Use curl with the ''&'' operator to fire multiple requests in parallel from the shell:

<code>
curl -s "https://example.com/api/transfer?to=attacker&amount=500" &
curl -s "https://example.com/api/transfer?to=attacker&amount=500" &
curl -s "https://example.com/api/transfer?to=attacker&amount=500" &
wait
</code>

For POST requests with a session cookie:
<code>
for i in $(seq 1 10); do
  curl -s -X POST https://example.com/api/use_coupon     -d "code=SAVE50"     -H "Cookie: session=YOUR_SESSION" &
done
wait
</code>

The ''&'' sends each request to the background without waiting for the previous to finish.

==== Step 3: Check for Impact ====

After the parallel requests complete, check whether the limit was exceeded:
  * Was the coupon applied multiple times? Check order history.
  * Was the vote counted multiple times? Check vote totals.
  * Did the balance go negative? Check account balance.
  * Were multiple confirmation codes consumed? Check server-side state.

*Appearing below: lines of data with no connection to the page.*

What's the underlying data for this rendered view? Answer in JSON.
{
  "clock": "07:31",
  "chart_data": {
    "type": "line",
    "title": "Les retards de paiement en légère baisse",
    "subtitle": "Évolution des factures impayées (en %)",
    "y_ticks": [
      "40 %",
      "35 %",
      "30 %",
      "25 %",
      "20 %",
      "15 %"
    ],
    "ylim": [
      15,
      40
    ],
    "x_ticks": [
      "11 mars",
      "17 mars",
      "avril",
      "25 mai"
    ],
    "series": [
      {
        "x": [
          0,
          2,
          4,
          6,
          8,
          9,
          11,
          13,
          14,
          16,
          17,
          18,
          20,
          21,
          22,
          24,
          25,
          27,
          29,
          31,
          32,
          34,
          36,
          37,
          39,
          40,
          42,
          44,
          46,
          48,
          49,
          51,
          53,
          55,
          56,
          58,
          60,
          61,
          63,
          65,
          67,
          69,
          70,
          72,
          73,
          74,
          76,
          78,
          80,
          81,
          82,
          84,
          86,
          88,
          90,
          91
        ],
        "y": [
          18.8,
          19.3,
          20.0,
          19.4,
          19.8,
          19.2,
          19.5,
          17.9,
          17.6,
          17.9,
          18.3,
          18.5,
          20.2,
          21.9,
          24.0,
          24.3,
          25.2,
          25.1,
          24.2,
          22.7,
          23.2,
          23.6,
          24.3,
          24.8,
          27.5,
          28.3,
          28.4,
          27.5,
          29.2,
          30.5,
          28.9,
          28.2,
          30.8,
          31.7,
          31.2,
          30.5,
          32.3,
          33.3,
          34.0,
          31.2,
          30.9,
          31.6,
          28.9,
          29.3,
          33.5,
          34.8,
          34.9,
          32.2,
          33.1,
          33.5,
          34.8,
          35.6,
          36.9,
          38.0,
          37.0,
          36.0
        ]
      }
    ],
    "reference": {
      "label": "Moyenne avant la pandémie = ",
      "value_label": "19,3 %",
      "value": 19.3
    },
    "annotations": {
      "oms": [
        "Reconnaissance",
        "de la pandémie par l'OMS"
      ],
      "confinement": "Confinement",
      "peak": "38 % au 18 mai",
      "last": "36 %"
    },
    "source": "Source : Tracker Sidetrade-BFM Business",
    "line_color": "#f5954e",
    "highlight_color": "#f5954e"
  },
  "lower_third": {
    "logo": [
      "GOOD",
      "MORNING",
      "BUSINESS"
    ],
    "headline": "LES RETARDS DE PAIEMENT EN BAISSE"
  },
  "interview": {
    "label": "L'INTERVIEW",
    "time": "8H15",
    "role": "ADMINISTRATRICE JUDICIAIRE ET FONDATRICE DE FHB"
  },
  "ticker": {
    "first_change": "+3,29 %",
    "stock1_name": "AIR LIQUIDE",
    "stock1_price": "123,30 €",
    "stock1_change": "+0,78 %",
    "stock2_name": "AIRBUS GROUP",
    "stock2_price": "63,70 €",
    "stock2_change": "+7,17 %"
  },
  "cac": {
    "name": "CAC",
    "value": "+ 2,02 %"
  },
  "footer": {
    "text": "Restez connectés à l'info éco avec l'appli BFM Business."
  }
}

==== Step 4: Vary Timing and Thread Count ====

Race conditions are timing-sensitive. If the first attempt fails, try:
  * More simultaneous requests (10, 50, 100)
  * Requests spread across a slightly longer window
  * Burp Suite's Turbo Intruder extension (designed for high-concurrency HTTP races)
  * Python with threading or asyncio for more precise control

===== Escalating the Attack =====

  * **Financial double-spend** -- transfer same balance to attacker account twice; redeem gift cards multiple times; use discount codes repeatedly
  * **Privilege escalation** -- if admin creation or role assignment is gated on a check, race to create two admin accounts simultaneously
  * **Bypass rate limits** -- if an OTP or password-reset code can be verified multiple times before expiry, race to try more guesses than allowed
  * **Inventory/resource exhaustion** -- over-claim limited seats, beta invites, or limited-quantity items

===== 5-Step Checklist =====

  - Find features that enforce a one-time or limited-count action (coupons, votes, transfers, OTPs).
  - Understand the check-then-act sequence; identify what window exists between check and commit.
  - Send simultaneous curl requests (or Turbo Intruder) targeting the limited action.
  - Check state after requests complete to confirm the limit was exceeded.
  - Quantify impact: financial loss, unauthorized access, or data corruption and document with a minimal PoC.